Newsletters > Summer 1997 > Codex: Another Threat to Access, by Leo Cashman

When a leading Canadian holistic physician recently ordered three bottles of natural adrenal booster DHEA from his Florida distributor, Dr. Zoltan Rona received a letter instead: “LEF can no longer ship DHEA into Canada; the government won’t let it through Customs. If they find DHEA, they can deny all shipments, and arrest the person who ordered it.” The Canadian Health Protection Branch (HPB), which regulates food and “drugs,” also blocked Dr. Rona from receiving vitamin E, zinc, and other natural products.

HPB challenges such imports because LEF hasn’t paid its $10,000 “DIN” fee. HPB also requires the manufacturer to come site-test every batch of product. And Dr. Rona, the buyer, would have to pay HPB a “maintenance fee” of between $500-$1,500 annually, as a so-called distributor. HPB also proposes a 1.5% annual sales tax for vitamin manufacturers. Activists are prepared to sue to block this illegal tax.

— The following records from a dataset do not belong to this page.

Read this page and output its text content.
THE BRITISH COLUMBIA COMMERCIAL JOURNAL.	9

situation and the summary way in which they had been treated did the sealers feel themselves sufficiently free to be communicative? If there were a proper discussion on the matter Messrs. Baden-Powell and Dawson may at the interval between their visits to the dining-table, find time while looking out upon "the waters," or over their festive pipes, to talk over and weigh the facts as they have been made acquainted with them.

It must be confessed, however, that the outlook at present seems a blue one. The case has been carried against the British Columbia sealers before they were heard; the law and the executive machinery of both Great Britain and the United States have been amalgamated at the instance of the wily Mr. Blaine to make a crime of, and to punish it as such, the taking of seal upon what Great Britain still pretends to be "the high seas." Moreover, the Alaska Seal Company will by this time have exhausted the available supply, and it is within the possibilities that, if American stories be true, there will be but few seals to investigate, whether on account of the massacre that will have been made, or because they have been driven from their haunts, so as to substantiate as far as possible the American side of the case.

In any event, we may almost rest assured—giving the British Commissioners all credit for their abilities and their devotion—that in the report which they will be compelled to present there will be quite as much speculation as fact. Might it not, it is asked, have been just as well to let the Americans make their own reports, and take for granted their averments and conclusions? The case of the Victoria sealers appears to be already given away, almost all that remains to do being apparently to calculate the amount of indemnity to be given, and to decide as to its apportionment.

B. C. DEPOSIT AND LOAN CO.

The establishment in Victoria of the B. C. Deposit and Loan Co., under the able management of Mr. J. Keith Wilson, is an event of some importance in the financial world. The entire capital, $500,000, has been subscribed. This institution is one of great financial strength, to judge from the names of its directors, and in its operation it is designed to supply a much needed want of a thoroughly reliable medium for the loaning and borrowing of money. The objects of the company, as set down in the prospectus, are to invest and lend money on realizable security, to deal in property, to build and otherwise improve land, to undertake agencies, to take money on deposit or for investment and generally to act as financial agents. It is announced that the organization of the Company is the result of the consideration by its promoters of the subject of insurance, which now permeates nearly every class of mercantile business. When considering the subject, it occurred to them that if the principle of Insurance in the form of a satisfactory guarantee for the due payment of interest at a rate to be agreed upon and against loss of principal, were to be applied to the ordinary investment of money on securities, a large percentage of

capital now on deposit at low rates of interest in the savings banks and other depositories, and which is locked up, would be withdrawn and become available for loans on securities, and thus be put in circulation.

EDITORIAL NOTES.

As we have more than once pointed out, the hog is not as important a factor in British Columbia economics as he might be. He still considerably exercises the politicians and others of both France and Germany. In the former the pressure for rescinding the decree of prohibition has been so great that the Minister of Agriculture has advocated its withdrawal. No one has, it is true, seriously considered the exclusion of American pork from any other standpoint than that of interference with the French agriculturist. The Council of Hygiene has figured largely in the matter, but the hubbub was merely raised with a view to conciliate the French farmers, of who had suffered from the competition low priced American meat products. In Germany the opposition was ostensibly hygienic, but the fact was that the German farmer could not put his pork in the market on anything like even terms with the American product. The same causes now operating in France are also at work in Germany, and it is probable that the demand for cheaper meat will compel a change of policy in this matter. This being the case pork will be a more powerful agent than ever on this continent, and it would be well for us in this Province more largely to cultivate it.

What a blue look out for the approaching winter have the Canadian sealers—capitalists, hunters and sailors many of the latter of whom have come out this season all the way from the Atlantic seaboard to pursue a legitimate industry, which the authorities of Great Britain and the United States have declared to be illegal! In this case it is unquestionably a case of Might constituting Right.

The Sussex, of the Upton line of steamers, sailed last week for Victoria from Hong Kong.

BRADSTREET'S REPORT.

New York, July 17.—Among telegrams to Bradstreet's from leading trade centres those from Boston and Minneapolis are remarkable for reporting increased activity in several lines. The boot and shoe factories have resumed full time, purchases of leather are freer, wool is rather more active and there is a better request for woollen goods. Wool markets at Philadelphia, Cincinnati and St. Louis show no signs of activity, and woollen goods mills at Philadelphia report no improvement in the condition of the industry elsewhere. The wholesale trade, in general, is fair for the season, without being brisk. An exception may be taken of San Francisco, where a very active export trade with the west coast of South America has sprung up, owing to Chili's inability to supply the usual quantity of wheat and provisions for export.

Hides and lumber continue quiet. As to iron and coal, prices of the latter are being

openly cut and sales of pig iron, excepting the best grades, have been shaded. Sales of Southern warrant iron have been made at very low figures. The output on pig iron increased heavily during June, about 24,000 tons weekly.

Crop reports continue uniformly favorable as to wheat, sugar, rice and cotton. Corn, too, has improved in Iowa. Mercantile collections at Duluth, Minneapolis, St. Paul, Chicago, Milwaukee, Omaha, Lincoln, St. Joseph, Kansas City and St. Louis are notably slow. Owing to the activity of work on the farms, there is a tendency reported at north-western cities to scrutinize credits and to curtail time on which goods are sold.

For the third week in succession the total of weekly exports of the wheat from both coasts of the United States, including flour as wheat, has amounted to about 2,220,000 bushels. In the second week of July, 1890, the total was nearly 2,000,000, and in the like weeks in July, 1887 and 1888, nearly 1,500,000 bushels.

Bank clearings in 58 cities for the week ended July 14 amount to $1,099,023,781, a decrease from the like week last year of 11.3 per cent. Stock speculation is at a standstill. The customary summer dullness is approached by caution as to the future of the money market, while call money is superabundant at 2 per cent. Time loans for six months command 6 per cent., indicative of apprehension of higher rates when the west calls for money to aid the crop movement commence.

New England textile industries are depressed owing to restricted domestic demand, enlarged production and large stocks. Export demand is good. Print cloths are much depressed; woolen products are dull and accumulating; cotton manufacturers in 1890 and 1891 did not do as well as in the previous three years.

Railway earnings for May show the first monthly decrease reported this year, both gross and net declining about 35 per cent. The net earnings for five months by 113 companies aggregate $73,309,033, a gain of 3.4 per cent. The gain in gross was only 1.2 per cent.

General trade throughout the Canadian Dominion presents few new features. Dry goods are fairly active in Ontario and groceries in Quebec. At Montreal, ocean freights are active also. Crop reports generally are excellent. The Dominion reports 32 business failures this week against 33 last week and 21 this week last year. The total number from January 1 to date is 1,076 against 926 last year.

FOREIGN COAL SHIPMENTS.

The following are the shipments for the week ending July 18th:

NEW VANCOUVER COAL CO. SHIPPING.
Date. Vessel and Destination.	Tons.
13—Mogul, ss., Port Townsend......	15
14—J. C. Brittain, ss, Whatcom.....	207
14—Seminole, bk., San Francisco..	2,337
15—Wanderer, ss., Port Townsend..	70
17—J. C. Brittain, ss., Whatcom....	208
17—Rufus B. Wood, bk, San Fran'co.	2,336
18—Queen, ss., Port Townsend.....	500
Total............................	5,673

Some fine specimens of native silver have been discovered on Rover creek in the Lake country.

A grassroots organization called Freedom of Choice in Health Care has risen against pharmaceutical giants who want to disenfranchise these small and mid-sized manufacturers and distributors of natural products. There’s even a Canadian proposal to ban international sales of many herbs.

The grim developments in Canada are part of an international effort by multinational drug companies to eliminate competition from makers of vitamins, herbs and other non-drug supplements. A handful of powerful German pharmaceutical companies which made many supplements available only by prescription and via the Codex Alimertarius Commission, are now trying to further limit consumers’ access to dietary supplements -- new processes are as expensive and burdensome as FDA requirements for new drugs. The German proposal would “destroy the dietary supplement industry, enabling the pharmaceutical industry to take over all natural products as expensive, patented drug analogs,” says International Advocates for Health Freedom’s John Hammell.